Mandy Gurney’s Top Ten Tips to Help your Child Sleep Better
Good sleep habits can not only take the stress out of bedtime, but can also help to make it a special time for you and your child. With lights out leading to weekly tantrums from one in five (20%) children aged between three and six, most children’s sleep struggles can often be addressed with a simple yet practical solution.
Recent research from Dream Lites*, the cuddly bedtime toys, reveals that the average three to six year old child awakes three times in the night, with almost half (46%) of mums regularly awaking to soothe their infant back to sleep.
Dream Lites has teamed up with sleep expert and founder of Millpond Children’s Sleep Clinic, Mandy Gurney, to create a simple guide for parents to help their young children to sleep better. If you are unsure why your child has difficulty getting to sleep or staying asleep, take a look over this handy checklist - implementing small changes could make all the difference for your family come bedtime:
1. Set a regular bedtime and wake up time
Encourage a regular sleep-wake schedule for your child with no more than one hour’s deviation from day to day, including weekends. This will help regulate your child’s internal body clock and ensure they are getting the right amount of sleep. Your child’s wake up time is just as important as their bedtime since our body clocks are reset every day by the time we get up in the morning.
2. Avoid stimulating activities in the hour before bedtime
Have a quiet wind down period about an hour before your child goes to bed. Turn off the TV and any computers; bright lights from screens can interfere with production of the sleep hormone melatonin that is responsible for making us drowsy. Instead use this time for reading, doing puzzles, listening to a story tape and chatting about the day with your child.
3. Stick to a set bedtime routine
It is never too late to establish a bedtime routine. Aim to carry out the same series of steps each night, around 30 minutes before your child goes to bed. This routine may include a short warm bath and a quiet story, before lights out with a purposeful “goodnight”. Make it low-key and relaxing – it is repetitive for you, and may even get boring, but it is worth it for the long-term benefits to your child’s sleep pattern.
4. Enforce clear boundaries for bedtime behaviour
This applies to you as well as your child! If you have said you will give your child one cup of milk in bed, do not be talked into fetching a second. Once boundaries start to become stretched, most children will push further. Most requests for a drink or another trip to the toilet are excuses to string out bedtime and should be resisted so that they do not become a habit.
5. A healthy sleep environment
The bedroom should ideally be a comfortable temperature of 18 degrees. Warm temperatures can disturb sleep, and research shows a hot room leads to more wake time and a lighter sleep at night.

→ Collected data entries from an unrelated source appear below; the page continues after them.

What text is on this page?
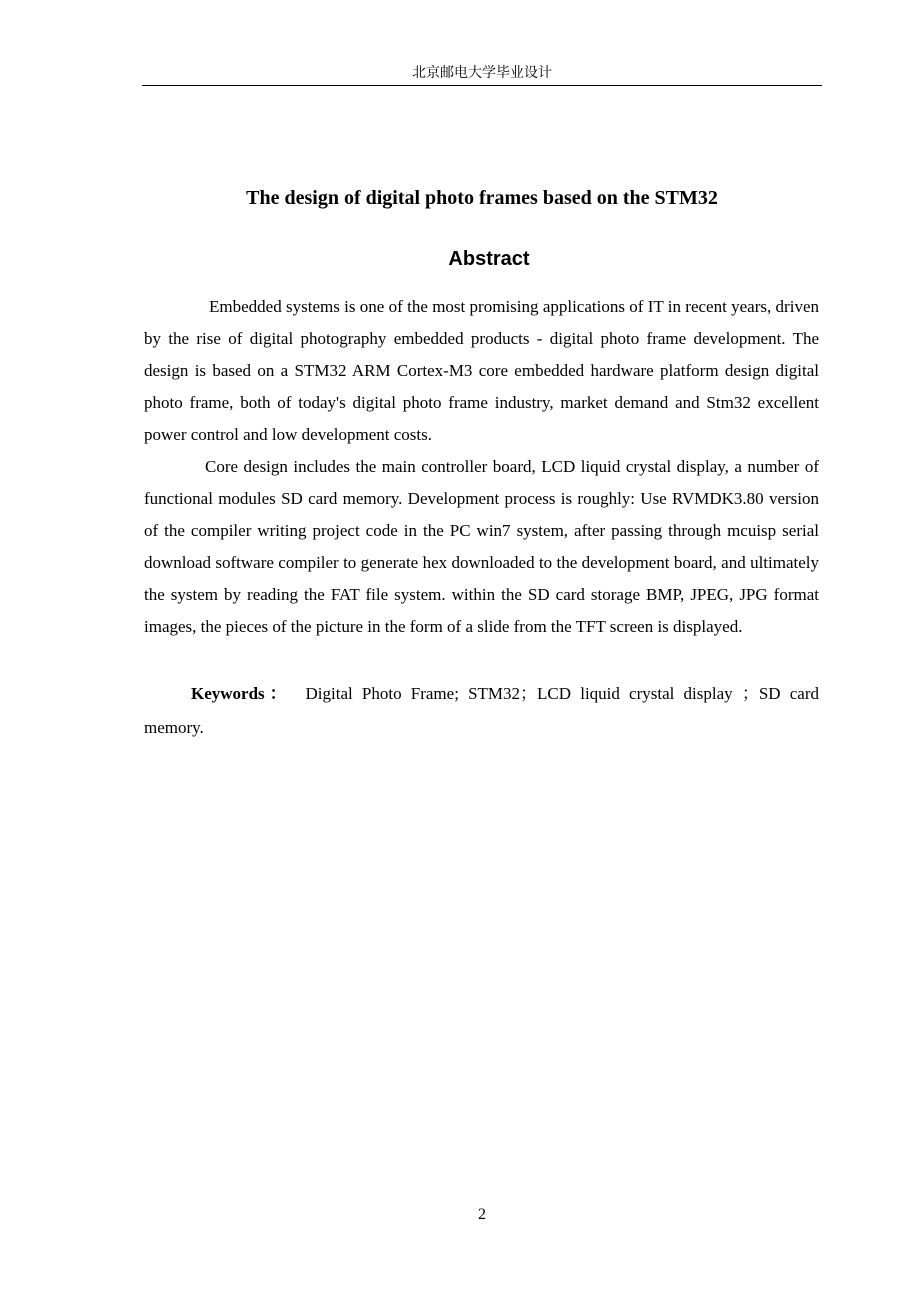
北京邮电大学毕业设计
The design of digital photo frames based on the STM32
Abstract

Embedded systems is one of the most promising applications of IT in recent years, driven by the rise of digital photography embedded products - digital photo frame development. The design is based on a STM32 ARM Cortex-M3 core embedded hardware platform design digital photo frame, both of today's digital photo frame industry, market demand and Stm32 excellent power control and low development costs.

Core design includes the main controller board, LCD liquid crystal display, a number of functional modules SD card memory. Development process is roughly: Use RVMDK3.80 version of the compiler writing project code in the PC win7 system, after passing through mcuisp serial download software compiler to generate hex downloaded to the development board, and ultimately the system by reading the FAT file system. within the SD card storage BMP, JPEG, JPG format images, the pieces of the picture in the form of a slide from the TFT screen is displayed.

Keywords： Digital Photo Frame; STM32；LCD liquid crystal display ；SD card memory.
2
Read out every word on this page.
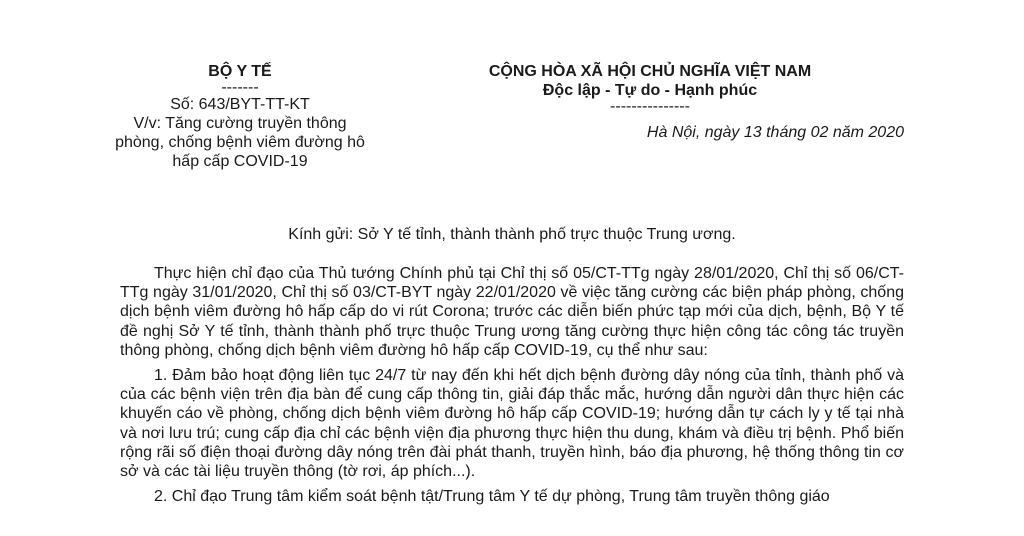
BỘ Y TẾ
-------
Số: 643/BYT-TT-KT
V/v: Tăng cường truyền thông
phòng, chống bệnh viêm đường hô
hấp cấp COVID-19
CỘNG HÒA XÃ HỘI CHỦ NGHĨA VIỆT NAM
Độc lập - Tự do - Hạnh phúc
---------------
Hà Nội, ngày 13 tháng 02 năm 2020
Kính gửi: Sở Y tế tỉnh, thành thành phố trực thuộc Trung ương.

Thực hiện chỉ đạo của Thủ tướng Chính phủ tại Chỉ thị số 05/CT-TTg ngày 28/01/2020, Chỉ thị số 06/CT-TTg ngày 31/01/2020, Chỉ thị số 03/CT-BYT ngày 22/01/2020 về việc tăng cường các biện pháp phòng, chống dịch bệnh viêm đường hô hấp cấp do vi rút Corona; trước các diễn biến phức tạp mới của dịch, bệnh, Bộ Y tế đề nghị Sở Y tế tỉnh, thành thành phố trực thuộc Trung ương tăng cường thực hiện công tác công tác truyền thông phòng, chống dịch bệnh viêm đường hô hấp cấp COVID-19, cụ thể như sau:

1. Đảm bảo hoạt động liên tục 24/7 từ nay đến khi hết dịch bệnh đường dây nóng của tỉnh, thành phố và của các bệnh viện trên địa bàn để cung cấp thông tin, giải đáp thắc mắc, hướng dẫn người dân thực hiện các khuyến cáo về phòng, chống dịch bệnh viêm đường hô hấp cấp COVID-19; hướng dẫn tự cách ly y tế tại nhà và nơi lưu trú; cung cấp địa chỉ các bệnh viện địa phương thực hiện thu dung, khám và điều trị bệnh. Phổ biến rộng rãi số điện thoại đường dây nóng trên đài phát thanh, truyền hình, báo địa phương, hệ thống thông tin cơ sở và các tài liệu truyền thông (tờ rơi, áp phích...).

2. Chỉ đạo Trung tâm kiểm soát bệnh tật/Trung tâm Y tế dự phòng, Trung tâm truyền thông giáo
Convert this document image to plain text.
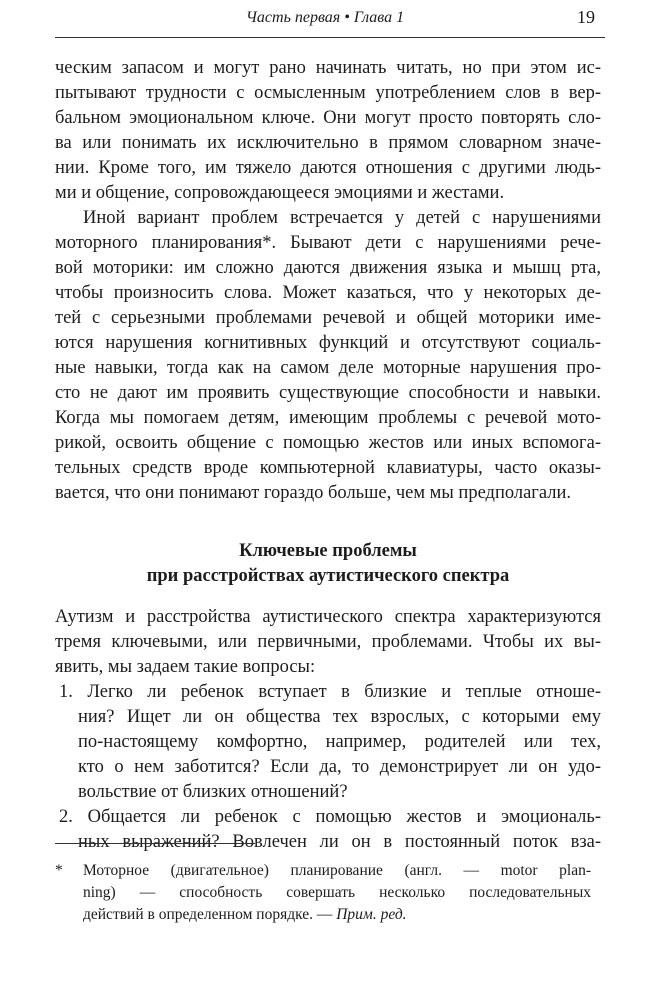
Часть первая • Глава 1	19
ческим запасом и могут рано начинать читать, но при этом ис-
пытывают трудности с осмысленным употреблением слов в вер-
бальном эмоциональном ключе. Они могут просто повторять сло-
ва или понимать их исключительно в прямом словарном значе-
нии. Кроме того, им тяжело даются отношения с другими людь-
ми и общение, сопровождающееся эмоциями и жестами.
Иной вариант проблем встречается у детей с нарушениями
моторного планирования*. Бывают дети с нарушениями рече-
вой моторики: им сложно даются движения языка и мышц рта,
чтобы произносить слова. Может казаться, что у некоторых де-
тей с серьезными проблемами речевой и общей моторики име-
ются нарушения когнитивных функций и отсутствуют социаль-
ные навыки, тогда как на самом деле моторные нарушения про-
сто не дают им проявить существующие способности и навыки.
Когда мы помогаем детям, имеющим проблемы с речевой мото-
рикой, освоить общение с помощью жестов или иных вспомога-
тельных средств вроде компьютерной клавиатуры, часто оказы-
вается, что они понимают гораздо больше, чем мы предполагали.
Ключевые проблемы
при расстройствах аутистического спектра
Аутизм и расстройства аутистического спектра характеризуются
тремя ключевыми, или первичными, проблемами. Чтобы их вы-
явить, мы задаем такие вопросы:
1. Легко ли ребенок вступает в близкие и теплые отноше-
ния? Ищет ли он общества тех взрослых, с которыми ему
по-настоящему комфортно, например, родителей или тех,
кто о нем заботится? Если да, то демонстрирует ли он удо-
вольствие от близких отношений?
2. Общается ли ребенок с помощью жестов и эмоциональ-
ных выражений? Вовлечен ли он в постоянный поток вза-
* Моторное (двигательное) планирование (англ. — motor plan-
ning) — способность совершать несколько последовательных
действий в определенном порядке. — Прим. ред.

Our biological clocks are regulated by light. Make sure your child has time playing outside every day so they are exposed to natural light. Ensure their bedroom is dimly lit; darkness triggers the production of the sleep hormone melatonin. If your child wakes early in the morning consider black out blinds to block out morning light.
6. Teach your child a settling routine that does not rely on props that require your presence
Children who rely on props at bedtime, such as your presence, are more vulnerable to waking later in the night. As your child comes into light sleep phases, which we all do throughout the night, they are likely to look for you to help them to get back to sleep.
7. Leave your child awake when you say goodnight
This will teach your child to get to sleep by themselves, which is beneficial for both of you.
8. Ensure your child is asleep within 15 to 20 minutes of leaving them
This is the maximum amount of time it should take your child to fall asleep. If a child is awake for long periods at bedtime some can become anxious that they cannot sleep – even as bedtime approaches they start to worry, leading to an anxious and stressful time for everyone. Check that your bedtime routine is quiet, focused and relaxing and that your child is not dozing or napping in the day, if not appropriate for their age.
Avoid allowing your child caffeine four to six hours before bedtime, since tea, coffee and fizzy drinks can profoundly disrupt night-time sleep.
Sugary sweets at bedtime will not only give your child a boost of energy hindering them from falling asleep, but research has also shown them to be a cause of nightmares. Instead, encourage your child to have a bedtime snack of foods that contain the amino acid, tryptophan. These foods are thought to make some people drowsy, and include bananas, warm milk, oat biscuits, wholegrain low-sugar cereals, eggs and chicken.
10. Keep bedtime stress-free
Do not use bedtimes to discuss any difficulties or anxieties relating to today or tomorrow. This can unearth difficulties from your child’s day, which may interfere with sleep. Try to get these types of discussions out of the way by teatime.
Mandy Gurney, sleep expert and founder of Millpond Children’s Sleep Clinic, said: “However hard and boring a bedtime routine for kids may seem after a long day, it is vital to enable everyone in the family to have a good night’s sleep. Just setting aside 30 minutes at the end of the day with a simple, quiet, relaxing bath, a calm story and kiss goodnight is well worth the effort.”